Practical Informations

Dates
Oct. 2022, 21 – 5 pm
Oct. 2022, 22 – 11 am + 8 pm
Oct. 2022, 23  – 3 pm
Nov. 2022, 18 – 5 pm
Nov. 2022, 19 – 11 am + 8 pm
Nov. 2022, 20 – 3 pm

Get to
Studio 303
372 Sainte-Catherine West – 3rd floor
Montréal, QC H3B 1A2

Box office
Danse-Cité : (514) 525-3595
https://danse-cite.org/en/billetterie

Rates
Regular : 28 $ | Discounted : 24 $
Accompanying person (for spectators with a disability) : 0 $

Accessibility
https://www.studio303.ca/en/physical-location/ 

Duration of the show
60 minutes

Team

Sarah-Ève Grant — Choreography
Marc Boivin — Performance
Bertil Schulrabe — Percussion
Martin Sirois — Lighting design
Annik Hamel — Rehearsals
Carmen Ruiz — Artists support
Clémence Lavigne — Production direction
Lee Anholt — Technical direction

Video — Jean Martin | Soundtrack — Bertil Schulrabe | Voice — Marc Boivin
Images — Jean Martin 

Partners and supports for creation — OFFTA, La Serre Arts Vivants, Circuit-Est centre chorégraphique, Usine C

The creation of this work was made possible thanks to the financial support of: Conseil des arts du Canada.

A presentation Danse-Cité
A coproduction Sarah-Ève Grant & Danse-Cité

When he’s not creating and rehearsing in the studio, dancer Marc Boivin spends a lot of time teaching dance. His role as a teacher is the focus of a new work by choreographer Sarah-Ève Grant, to be presented in fall 2022.

Process and timeline:

This work is part of a series of portraits of individuals and artists from different backgrounds. The series has been in the making for about 10 years. The portrait of Marc Boivin was started in 2016. 

2016:

Sarah-Ève attended several of Marc’s classes as an observer (roughly 30 classes, for a total of 60 hours of observation). 

Fall 2017:

First period of creation in the studio: extensive discussions between Marc and Sarah-Ève. 

Winter 2017:

Period of creation with Marc, a group of 10 dancers and one musician. Essentially a dance class on stage.

Spring 2018:

Another creative session with same number of dancers—only this time, all the rules were thrown out the window! Marc was no longer the teacher, technique no longer mattered, and the students became performers. 

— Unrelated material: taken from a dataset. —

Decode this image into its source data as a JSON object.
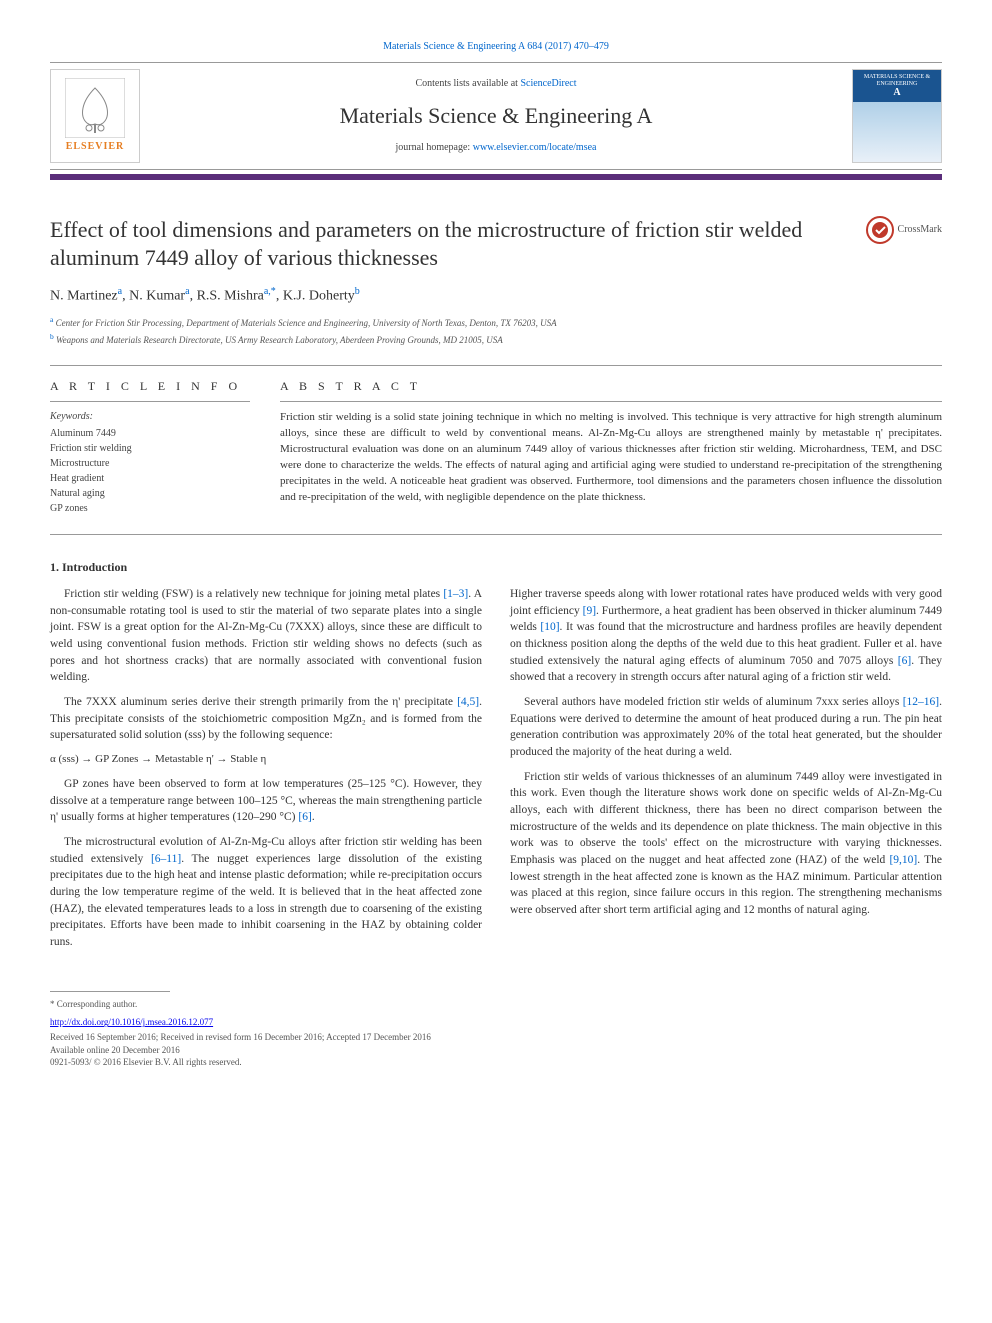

Spring 2018 to Summer 2020:

Period of reflection. 

Sarah-Ève: “I decided to focus only on Marc, as we had planned at the beginning. I had amassed a huge amount of information, which I needed to organize: observation notes, descriptions of Marc’s classes, learning concepts, terms, recordings, discussion notes and transcripts, texts, definitions.”

January 2021:

Back to the studio to finish Marc’s solo creation on the transmission of knowledge and the ways in which learning and performing shape the human experience.